The expected growth in beef imports into 2025 is more muted compared to the forecast increase in 2024. With much lower cow slaughter expected in 2025, the demand for imported lean trimmings will be high. However, for a number of major beef suppliers, tariff-rate quotas (TRQs) may constrain the ability for imports to grow year over year compared to large expected imports in 2024. Through the last week in April 2024, imports under the TRQs have already reached nearly 35% of the cumulative total for all quotas. Imports from Brazil and other countries without a specific quota or free trade agreement are limited by a quota that was filled in February of this year; imports from Brazil have dropped off since then. Imports from Australia are also subject to a TRQ that has not been filled since 2015. In 2024, the fill rate of the quota through the last week in April is only about 11% behind the same period in 2015, indicating a stronger fill rate relative to recent years. Further increases in imports in 2025 may be limited by these quotas. High prices for beef imports in the U.S. may partially offset the higher out-of-quota tariff; however, the TRQ is expected to largely limit over-quota imports from any countries that fill their quota before the end of the year and alternative destinations become more price competitive.

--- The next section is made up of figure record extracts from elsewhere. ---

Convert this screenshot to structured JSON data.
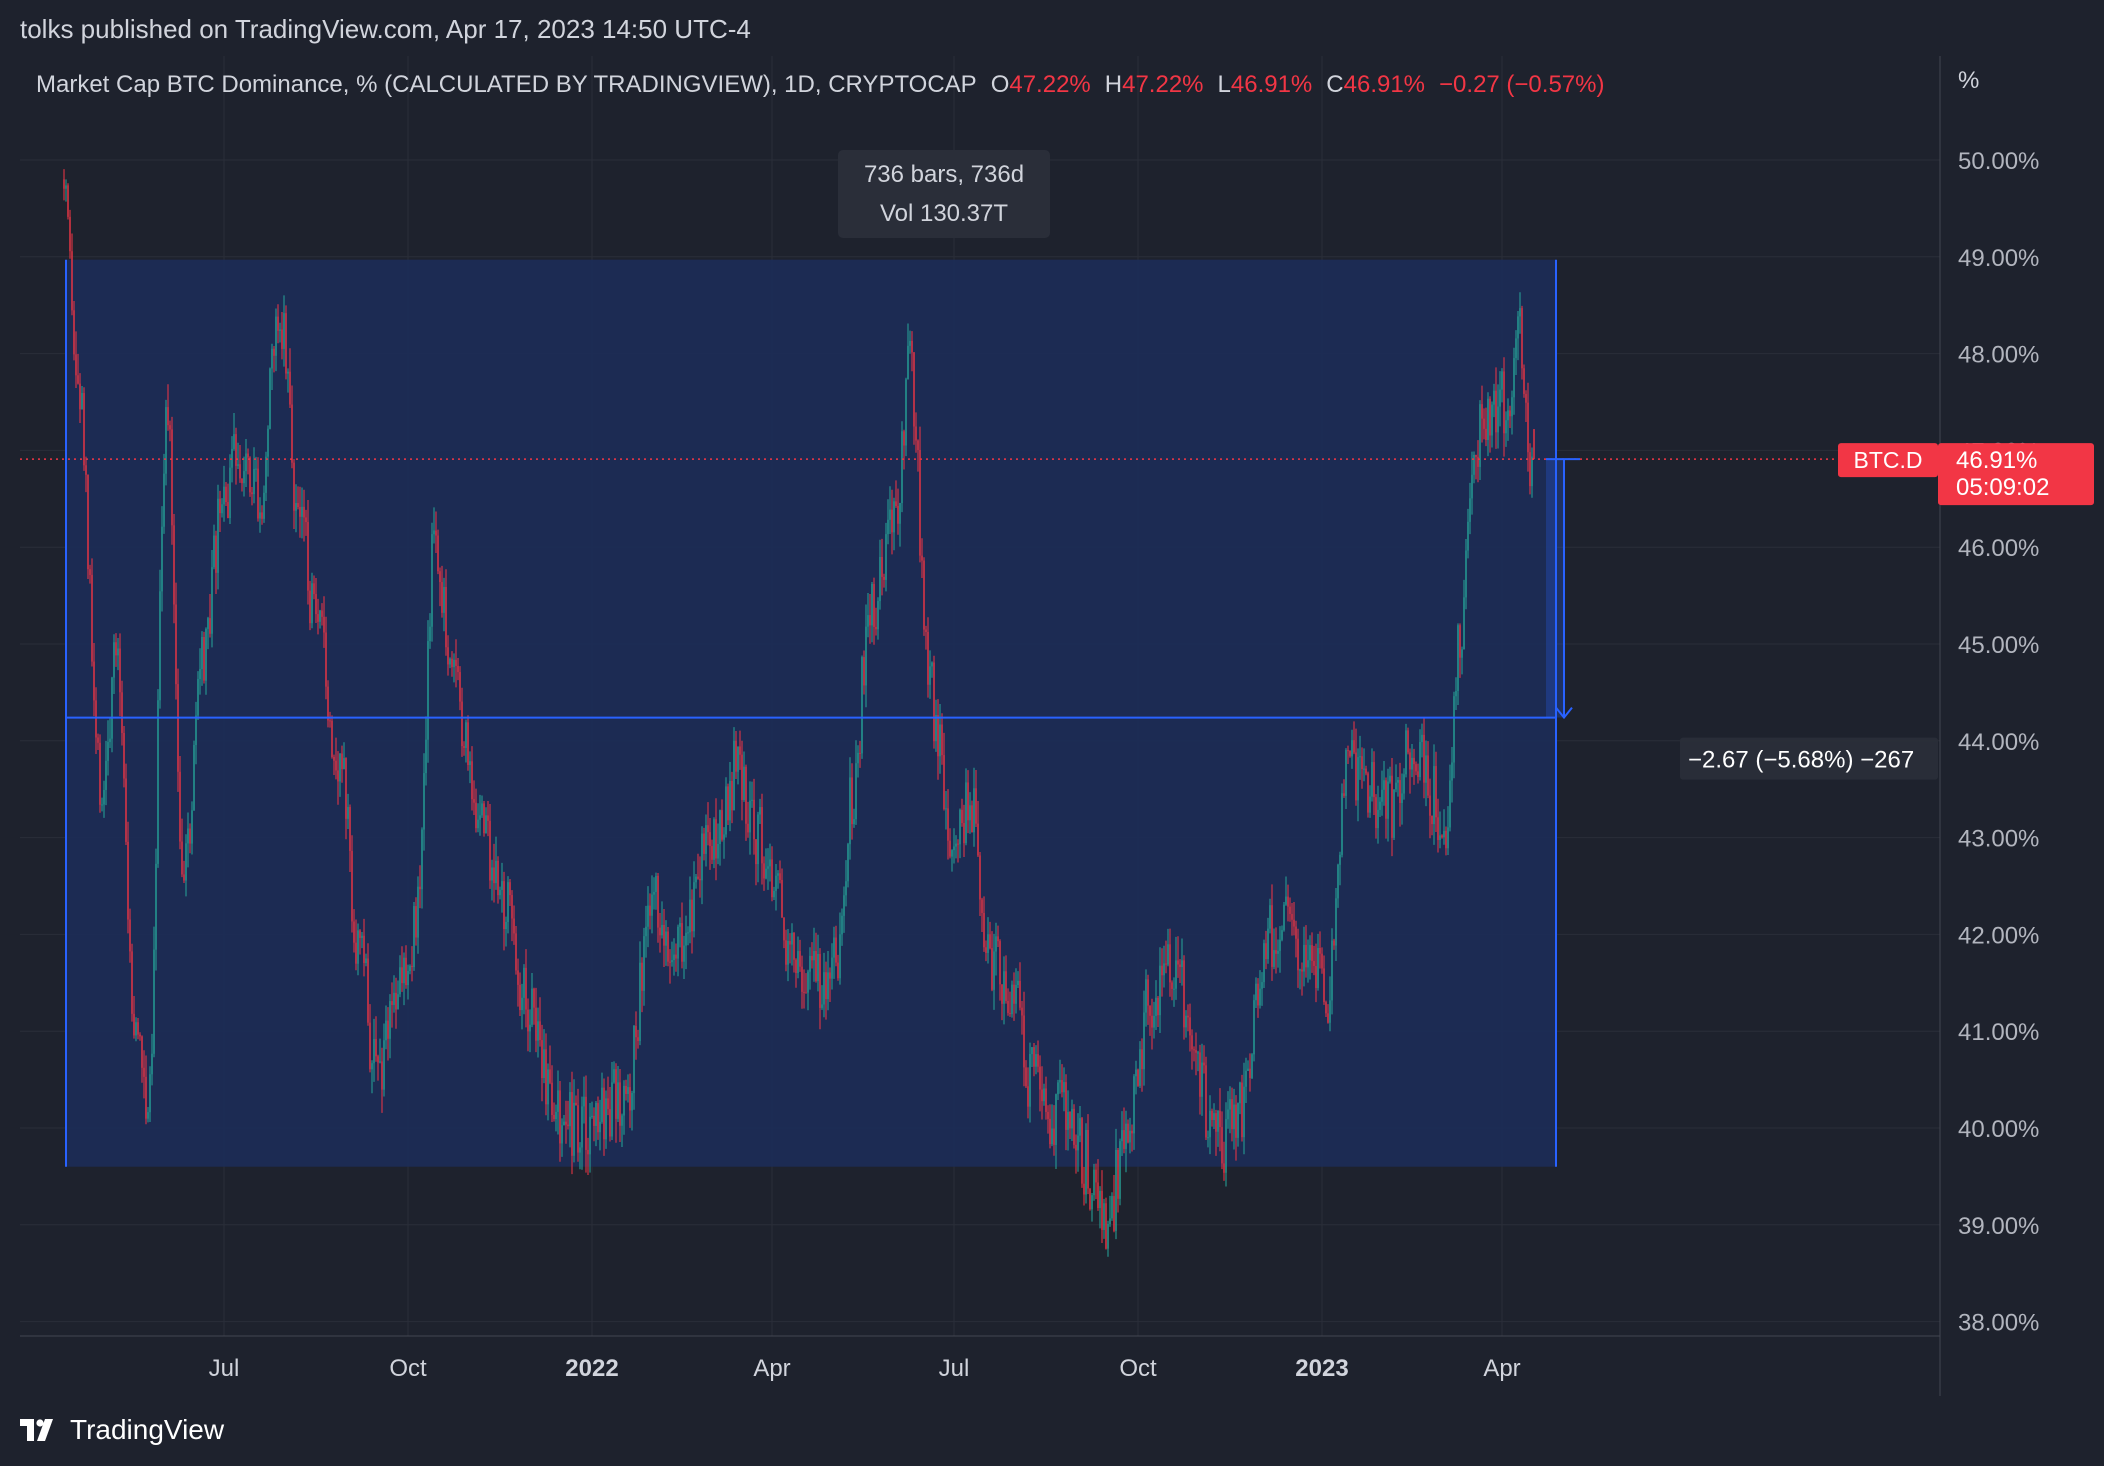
{
  "header": {
    "publisher": "tolks published on TradingView.com, Apr 17, 2023 14:50 UTC-4",
    "symbol_desc": "Market Cap BTC Dominance, % (CALCULATED BY TRADINGVIEW), 1D, CRYPTOCAP",
    "ohlc": [
      {
        "label": "O",
        "value": "47.22%"
      },
      {
        "label": "H",
        "value": "47.22%"
      },
      {
        "label": "L",
        "value": "46.91%"
      },
      {
        "label": "C",
        "value": "46.91%"
      }
    ],
    "change": "−0.27 (−0.57%)"
  },
  "price_scale": {
    "unit_label": "%",
    "ticks": [
      "50.00%",
      "49.00%",
      "48.00%",
      "47.00%",
      "46.00%",
      "45.00%",
      "44.00%",
      "43.00%",
      "42.00%",
      "41.00%",
      "40.00%",
      "39.00%",
      "38.00%"
    ],
    "tick_values": [
      50,
      49,
      48,
      47,
      46,
      45,
      44,
      43,
      42,
      41,
      40,
      39,
      38
    ]
  },
  "time_scale": {
    "labels": [
      {
        "text": "Jul",
        "bold": false
      },
      {
        "text": "Oct",
        "bold": false
      },
      {
        "text": "2022",
        "bold": true
      },
      {
        "text": "Apr",
        "bold": false
      },
      {
        "text": "Jul",
        "bold": false
      },
      {
        "text": "Oct",
        "bold": false
      },
      {
        "text": "2023",
        "bold": true
      },
      {
        "text": "Apr",
        "bold": false
      }
    ]
  },
  "range_box": {
    "line1": "736 bars, 736d",
    "line2": "Vol 130.37T",
    "top_value": 48.97,
    "bottom_value": 39.6
  },
  "measure": {
    "label": "−2.67 (−5.68%) −267",
    "from_value": 46.91,
    "to_value": 44.24
  },
  "last_price": {
    "symbol": "BTC.D",
    "price": "46.91%",
    "countdown": "05:09:02",
    "value": 46.91
  },
  "footer": {
    "brand": "TradingView"
  },
  "colors": {
    "background": "#1e222d",
    "up": "#26a69a",
    "down": "#f23645",
    "box_fill": "#1c2c55",
    "box_line": "#2962ff",
    "label_red": "#f23645"
  },
  "chart_data": {
    "type": "candlestick",
    "title": "Market Cap BTC Dominance, % (CALCULATED BY TRADINGVIEW), 1D, CRYPTOCAP",
    "x_range": [
      "2021-04-12",
      "2023-04-17"
    ],
    "ylim": [
      38,
      50.5
    ],
    "xlabel": "",
    "ylabel": "%",
    "grid": true,
    "path": [
      [
        "2021-04-12",
        49.6
      ],
      [
        "2021-04-20",
        47.6
      ],
      [
        "2021-05-01",
        43.5
      ],
      [
        "2021-05-10",
        44.8
      ],
      [
        "2021-05-18",
        41.0
      ],
      [
        "2021-05-25",
        40.4
      ],
      [
        "2021-06-03",
        47.4
      ],
      [
        "2021-06-12",
        42.6
      ],
      [
        "2021-06-21",
        44.7
      ],
      [
        "2021-07-02",
        46.5
      ],
      [
        "2021-07-12",
        47.1
      ],
      [
        "2021-07-20",
        46.6
      ],
      [
        "2021-07-30",
        48.5
      ],
      [
        "2021-08-08",
        46.4
      ],
      [
        "2021-08-18",
        45.0
      ],
      [
        "2021-08-28",
        43.9
      ],
      [
        "2021-09-08",
        41.8
      ],
      [
        "2021-09-16",
        40.5
      ],
      [
        "2021-09-25",
        41.4
      ],
      [
        "2021-10-07",
        42.2
      ],
      [
        "2021-10-15",
        46.2
      ],
      [
        "2021-10-25",
        44.7
      ],
      [
        "2021-11-05",
        43.3
      ],
      [
        "2021-11-18",
        42.4
      ],
      [
        "2021-12-02",
        41.3
      ],
      [
        "2021-12-15",
        40.1
      ],
      [
        "2021-12-28",
        39.9
      ],
      [
        "2022-01-08",
        40.1
      ],
      [
        "2022-01-18",
        40.3
      ],
      [
        "2022-02-01",
        42.2
      ],
      [
        "2022-02-15",
        42.0
      ],
      [
        "2022-03-01",
        42.9
      ],
      [
        "2022-03-15",
        43.7
      ],
      [
        "2022-03-25",
        43.1
      ],
      [
        "2022-04-08",
        42.1
      ],
      [
        "2022-04-22",
        41.5
      ],
      [
        "2022-05-05",
        41.9
      ],
      [
        "2022-05-12",
        43.4
      ],
      [
        "2022-05-20",
        45.2
      ],
      [
        "2022-06-01",
        46.2
      ],
      [
        "2022-06-10",
        47.8
      ],
      [
        "2022-06-20",
        44.4
      ],
      [
        "2022-06-30",
        43.2
      ],
      [
        "2022-07-10",
        43.3
      ],
      [
        "2022-07-20",
        41.8
      ],
      [
        "2022-07-30",
        41.6
      ],
      [
        "2022-08-10",
        40.4
      ],
      [
        "2022-08-22",
        40.2
      ],
      [
        "2022-09-05",
        39.7
      ],
      [
        "2022-09-15",
        38.9
      ],
      [
        "2022-09-28",
        40.2
      ],
      [
        "2022-10-08",
        41.3
      ],
      [
        "2022-10-20",
        41.6
      ],
      [
        "2022-11-01",
        40.4
      ],
      [
        "2022-11-10",
        39.8
      ],
      [
        "2022-11-22",
        40.2
      ],
      [
        "2022-12-05",
        41.9
      ],
      [
        "2022-12-15",
        42.1
      ],
      [
        "2022-12-25",
        41.7
      ],
      [
        "2023-01-05",
        41.4
      ],
      [
        "2023-01-14",
        43.7
      ],
      [
        "2023-01-25",
        43.6
      ],
      [
        "2023-02-05",
        43.2
      ],
      [
        "2023-02-15",
        43.9
      ],
      [
        "2023-02-25",
        43.5
      ],
      [
        "2023-03-05",
        43.0
      ],
      [
        "2023-03-12",
        45.2
      ],
      [
        "2023-03-20",
        47.1
      ],
      [
        "2023-03-28",
        47.4
      ],
      [
        "2023-04-04",
        47.5
      ],
      [
        "2023-04-10",
        48.4
      ],
      [
        "2023-04-13",
        47.6
      ],
      [
        "2023-04-17",
        46.91
      ]
    ],
    "last": {
      "date": "2023-04-17",
      "open": 47.22,
      "high": 47.22,
      "low": 46.91,
      "close": 46.91
    }
  }
}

The seasonal pattern of imports over the last three years has been heavily front-loaded. The first quarter has accounted for an average of 28% of total annual imports as countries rush to fill the TRQ when it resets in January. This seasonal pattern is carried into 2025, with the first-quarter forecast at 1.2 billion pounds. The annual import forecast is 4.225 billion pounds, a year-over-year increase of just over 1%. The ratio of imports as a percent of total disappearance is expected to be around 16%. For 2024, the ratio of imports as a percent of disappearance is forecast at just under 15%, while the average from 2019-23 was around 12%.

U.S. live cattle trade

The U.S. cattle import forecast for 2024 is 2.1 million head. Total live cattle imports in the first quarter were about 6% higher than the same period last year. Imports from Canada are up 10%; imports from Mexico are up about 4% year over year. The forecast for cattle imports in 2025 is 2.05 million head, a moderate year-over-year decrease driven by relatively tight supplies of cattle in Canada and Mexico rather than by a lack of U.S. demand for the cattle. Live cattle exports in 2024 are forecast at 250,000 head, while 2025 is forecast to fall to 150,000 head.